This section is dedicated to take away all your "I wish someone had told me that before I went!" experiences. This way, you can spend less time settling in, and more time making new friends in your chosen hostel. We share our insider knowledge of tips, tricks and important things to look out for in Taganga.
Taganga is a village of six thousand people during the high season. The area near the sea can be noisy at night with sound systems playing music. Everything is walkable in Taganga, so almost every Taganga hostel is close to grocery shops, bars, restaurants, dive schools, and of course the beach. The town is easily accessible from the nearby city of Santa Marta. You may have to take a taxi over as most minibuses don't allow you on with rucksacks (but you can try offering to pay double -- you'll still save plenty over the price of a taxi).
Taganga hostels are spread all over the village and there is no one area where they are concentrated. Prices are high for Colombia but it's worth bargaining, especially during the week, out of season, or if you are planning a long stay. It's possible to stay in a hostel dorm room for a very low price if you search, although these prices will become even harder to find as the inescapable rise of the boutique hostel hits. Many of the hostels come with kitchen facilities and it's definitely worth considering this, given the high prices in many of the beachside establishments.

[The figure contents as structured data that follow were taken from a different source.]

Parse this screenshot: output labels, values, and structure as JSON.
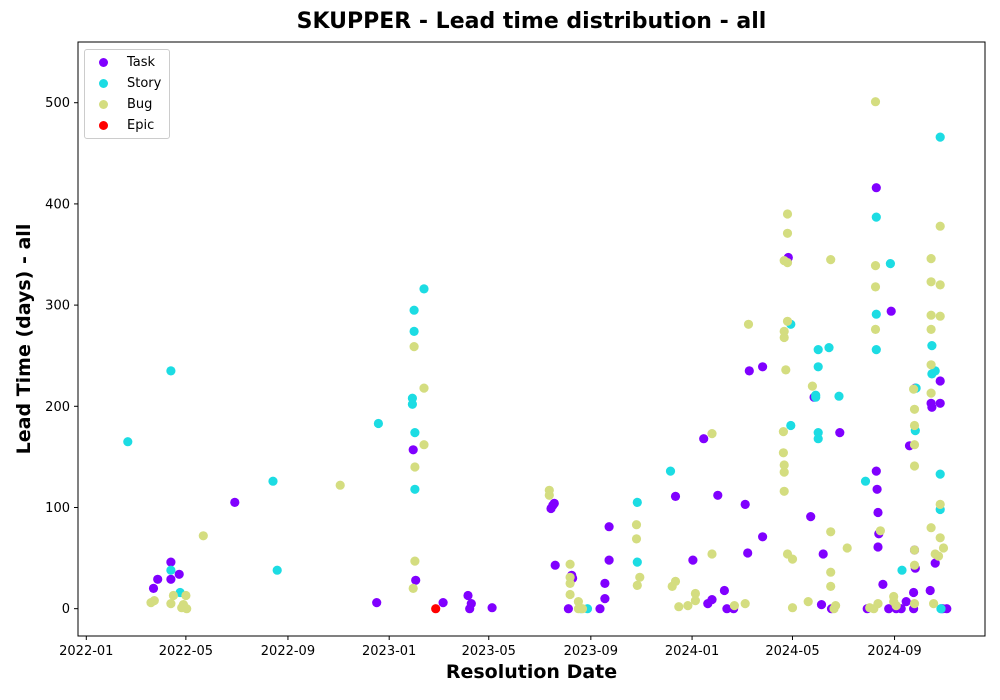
{
  "chart_data": {
    "type": "scatter",
    "title": "SKUPPER - Lead time distribution - all",
    "xlabel": "Resolution Date",
    "ylabel": "Lead Time (days) - all",
    "xlim": [
      "2021-12-22",
      "2024-12-19"
    ],
    "ylim": [
      -27,
      560
    ],
    "x_ticks": [
      "2022-01",
      "2022-05",
      "2022-09",
      "2023-01",
      "2023-05",
      "2023-09",
      "2024-01",
      "2024-05",
      "2024-09"
    ],
    "y_ticks": [
      0,
      100,
      200,
      300,
      400,
      500
    ],
    "grid": false,
    "legend_position": "upper-left",
    "series": [
      {
        "name": "Task",
        "color": "#8000ff",
        "points": [
          [
            "2022-03-23",
            20
          ],
          [
            "2022-03-28",
            29
          ],
          [
            "2022-04-13",
            29
          ],
          [
            "2022-04-13",
            46
          ],
          [
            "2022-04-23",
            34
          ],
          [
            "2022-06-29",
            105
          ],
          [
            "2022-12-17",
            6
          ],
          [
            "2023-01-30",
            157
          ],
          [
            "2023-02-02",
            28
          ],
          [
            "2023-03-07",
            6
          ],
          [
            "2023-04-06",
            13
          ],
          [
            "2023-04-08",
            0
          ],
          [
            "2023-04-10",
            5
          ],
          [
            "2023-05-05",
            1
          ],
          [
            "2023-07-15",
            99
          ],
          [
            "2023-07-17",
            102
          ],
          [
            "2023-07-19",
            104
          ],
          [
            "2023-07-20",
            43
          ],
          [
            "2023-08-05",
            0
          ],
          [
            "2023-08-09",
            33
          ],
          [
            "2023-08-10",
            30
          ],
          [
            "2023-09-12",
            0
          ],
          [
            "2023-09-18",
            10
          ],
          [
            "2023-09-18",
            25
          ],
          [
            "2023-09-23",
            48
          ],
          [
            "2023-09-23",
            81
          ],
          [
            "2023-12-12",
            111
          ],
          [
            "2024-01-02",
            48
          ],
          [
            "2024-01-15",
            168
          ],
          [
            "2024-01-20",
            5
          ],
          [
            "2024-01-25",
            9
          ],
          [
            "2024-02-01",
            112
          ],
          [
            "2024-02-09",
            18
          ],
          [
            "2024-02-12",
            0
          ],
          [
            "2024-02-20",
            0
          ],
          [
            "2024-03-05",
            103
          ],
          [
            "2024-03-08",
            55
          ],
          [
            "2024-03-10",
            235
          ],
          [
            "2024-03-26",
            71
          ],
          [
            "2024-03-26",
            239
          ],
          [
            "2024-04-25",
            345
          ],
          [
            "2024-04-26",
            347
          ],
          [
            "2024-05-23",
            91
          ],
          [
            "2024-05-27",
            209
          ],
          [
            "2024-06-05",
            4
          ],
          [
            "2024-06-07",
            54
          ],
          [
            "2024-06-17",
            0
          ],
          [
            "2024-06-27",
            174
          ],
          [
            "2024-07-30",
            0
          ],
          [
            "2024-08-10",
            416
          ],
          [
            "2024-08-10",
            136
          ],
          [
            "2024-08-11",
            118
          ],
          [
            "2024-08-12",
            95
          ],
          [
            "2024-08-12",
            61
          ],
          [
            "2024-08-13",
            74
          ],
          [
            "2024-08-18",
            24
          ],
          [
            "2024-08-25",
            0
          ],
          [
            "2024-08-28",
            294
          ],
          [
            "2024-09-03",
            0
          ],
          [
            "2024-09-09",
            0
          ],
          [
            "2024-09-15",
            7
          ],
          [
            "2024-09-19",
            161
          ],
          [
            "2024-09-24",
            16
          ],
          [
            "2024-09-24",
            0
          ],
          [
            "2024-09-25",
            58
          ],
          [
            "2024-09-26",
            40
          ],
          [
            "2024-09-26",
            218
          ],
          [
            "2024-10-14",
            18
          ],
          [
            "2024-10-15",
            203
          ],
          [
            "2024-10-16",
            199
          ],
          [
            "2024-10-20",
            45
          ],
          [
            "2024-10-26",
            225
          ],
          [
            "2024-10-26",
            203
          ],
          [
            "2024-10-29",
            0
          ],
          [
            "2024-11-03",
            0
          ]
        ]
      },
      {
        "name": "Story",
        "color": "#1cdce3",
        "points": [
          [
            "2022-02-20",
            165
          ],
          [
            "2022-04-13",
            235
          ],
          [
            "2022-04-13",
            38
          ],
          [
            "2022-04-24",
            16
          ],
          [
            "2022-08-14",
            126
          ],
          [
            "2022-08-19",
            38
          ],
          [
            "2022-12-19",
            183
          ],
          [
            "2023-01-29",
            208
          ],
          [
            "2023-01-29",
            202
          ],
          [
            "2023-01-31",
            295
          ],
          [
            "2023-01-31",
            274
          ],
          [
            "2023-02-01",
            174
          ],
          [
            "2023-02-01",
            118
          ],
          [
            "2023-02-12",
            316
          ],
          [
            "2023-08-20",
            0
          ],
          [
            "2023-08-28",
            0
          ],
          [
            "2023-10-27",
            105
          ],
          [
            "2023-10-27",
            46
          ],
          [
            "2023-12-06",
            136
          ],
          [
            "2024-04-29",
            281
          ],
          [
            "2024-04-29",
            181
          ],
          [
            "2024-05-29",
            209
          ],
          [
            "2024-05-29",
            211
          ],
          [
            "2024-06-01",
            256
          ],
          [
            "2024-06-01",
            239
          ],
          [
            "2024-06-01",
            174
          ],
          [
            "2024-06-01",
            168
          ],
          [
            "2024-06-14",
            258
          ],
          [
            "2024-06-26",
            210
          ],
          [
            "2024-07-28",
            126
          ],
          [
            "2024-08-10",
            387
          ],
          [
            "2024-08-10",
            291
          ],
          [
            "2024-08-10",
            256
          ],
          [
            "2024-08-27",
            341
          ],
          [
            "2024-09-10",
            38
          ],
          [
            "2024-09-26",
            176
          ],
          [
            "2024-09-27",
            218
          ],
          [
            "2024-10-16",
            260
          ],
          [
            "2024-10-16",
            232
          ],
          [
            "2024-10-20",
            235
          ],
          [
            "2024-10-26",
            466
          ],
          [
            "2024-10-26",
            133
          ],
          [
            "2024-10-26",
            98
          ],
          [
            "2024-10-27",
            0
          ],
          [
            "2024-10-27",
            0
          ]
        ]
      },
      {
        "name": "Bug",
        "color": "#d4dd80",
        "points": [
          [
            "2022-03-20",
            6
          ],
          [
            "2022-03-24",
            8
          ],
          [
            "2022-04-13",
            5
          ],
          [
            "2022-04-16",
            13
          ],
          [
            "2022-04-26",
            1
          ],
          [
            "2022-04-28",
            4
          ],
          [
            "2022-05-01",
            13
          ],
          [
            "2022-05-02",
            0
          ],
          [
            "2022-05-22",
            72
          ],
          [
            "2022-11-03",
            122
          ],
          [
            "2023-01-30",
            20
          ],
          [
            "2023-01-31",
            259
          ],
          [
            "2023-02-01",
            47
          ],
          [
            "2023-02-01",
            140
          ],
          [
            "2023-02-12",
            218
          ],
          [
            "2023-02-12",
            162
          ],
          [
            "2023-07-13",
            117
          ],
          [
            "2023-07-13",
            112
          ],
          [
            "2023-08-07",
            44
          ],
          [
            "2023-08-07",
            14
          ],
          [
            "2023-08-07",
            31
          ],
          [
            "2023-08-07",
            25
          ],
          [
            "2023-08-17",
            7
          ],
          [
            "2023-08-17",
            0
          ],
          [
            "2023-08-22",
            0
          ],
          [
            "2023-10-26",
            83
          ],
          [
            "2023-10-26",
            69
          ],
          [
            "2023-10-27",
            23
          ],
          [
            "2023-10-30",
            31
          ],
          [
            "2023-12-08",
            22
          ],
          [
            "2023-12-12",
            27
          ],
          [
            "2023-12-16",
            2
          ],
          [
            "2023-12-27",
            3
          ],
          [
            "2024-01-05",
            15
          ],
          [
            "2024-01-05",
            8
          ],
          [
            "2024-01-25",
            173
          ],
          [
            "2024-01-25",
            54
          ],
          [
            "2024-02-21",
            3
          ],
          [
            "2024-03-05",
            5
          ],
          [
            "2024-03-09",
            281
          ],
          [
            "2024-04-20",
            175
          ],
          [
            "2024-04-20",
            154
          ],
          [
            "2024-04-21",
            344
          ],
          [
            "2024-04-21",
            274
          ],
          [
            "2024-04-21",
            268
          ],
          [
            "2024-04-21",
            142
          ],
          [
            "2024-04-21",
            135
          ],
          [
            "2024-04-21",
            116
          ],
          [
            "2024-04-23",
            236
          ],
          [
            "2024-04-25",
            390
          ],
          [
            "2024-04-25",
            371
          ],
          [
            "2024-04-25",
            342
          ],
          [
            "2024-04-25",
            284
          ],
          [
            "2024-04-25",
            54
          ],
          [
            "2024-05-01",
            49
          ],
          [
            "2024-05-01",
            1
          ],
          [
            "2024-05-20",
            7
          ],
          [
            "2024-05-25",
            220
          ],
          [
            "2024-06-16",
            345
          ],
          [
            "2024-06-16",
            76
          ],
          [
            "2024-06-16",
            36
          ],
          [
            "2024-06-16",
            22
          ],
          [
            "2024-06-20",
            0
          ],
          [
            "2024-06-22",
            3
          ],
          [
            "2024-07-06",
            60
          ],
          [
            "2024-08-02",
            1
          ],
          [
            "2024-08-07",
            0
          ],
          [
            "2024-08-09",
            501
          ],
          [
            "2024-08-09",
            339
          ],
          [
            "2024-08-09",
            318
          ],
          [
            "2024-08-09",
            276
          ],
          [
            "2024-08-12",
            5
          ],
          [
            "2024-08-15",
            77
          ],
          [
            "2024-08-31",
            12
          ],
          [
            "2024-08-31",
            7
          ],
          [
            "2024-09-03",
            3
          ],
          [
            "2024-09-24",
            217
          ],
          [
            "2024-09-25",
            197
          ],
          [
            "2024-09-25",
            181
          ],
          [
            "2024-09-25",
            162
          ],
          [
            "2024-09-25",
            141
          ],
          [
            "2024-09-25",
            58
          ],
          [
            "2024-09-25",
            43
          ],
          [
            "2024-09-25",
            5
          ],
          [
            "2024-10-15",
            346
          ],
          [
            "2024-10-15",
            323
          ],
          [
            "2024-10-15",
            290
          ],
          [
            "2024-10-15",
            276
          ],
          [
            "2024-10-15",
            241
          ],
          [
            "2024-10-15",
            213
          ],
          [
            "2024-10-15",
            80
          ],
          [
            "2024-10-18",
            5
          ],
          [
            "2024-10-20",
            54
          ],
          [
            "2024-10-24",
            52
          ],
          [
            "2024-10-26",
            378
          ],
          [
            "2024-10-26",
            320
          ],
          [
            "2024-10-26",
            289
          ],
          [
            "2024-10-26",
            103
          ],
          [
            "2024-10-26",
            70
          ],
          [
            "2024-10-30",
            60
          ]
        ]
      },
      {
        "name": "Epic",
        "color": "#ff0000",
        "points": [
          [
            "2023-02-26",
            0
          ]
        ]
      }
    ]
  }
}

The town itself is very relaxed during the day. Most people come here on the way to Tayrona National Park (tours can be easily arranged in the town) or to go diving, as Tanganga is the cheapest place in Colombia to gain your diving qualification. There are several reputable dive schools here.
Playa Grande is a beach just to the north of Taganga and is accessed by an easy winding cliff path. This is a much better beach than the thin strip at the town. There are many restaurants behind selling fresh fish dishes and it's now also possible to stay there in nice thatched huts.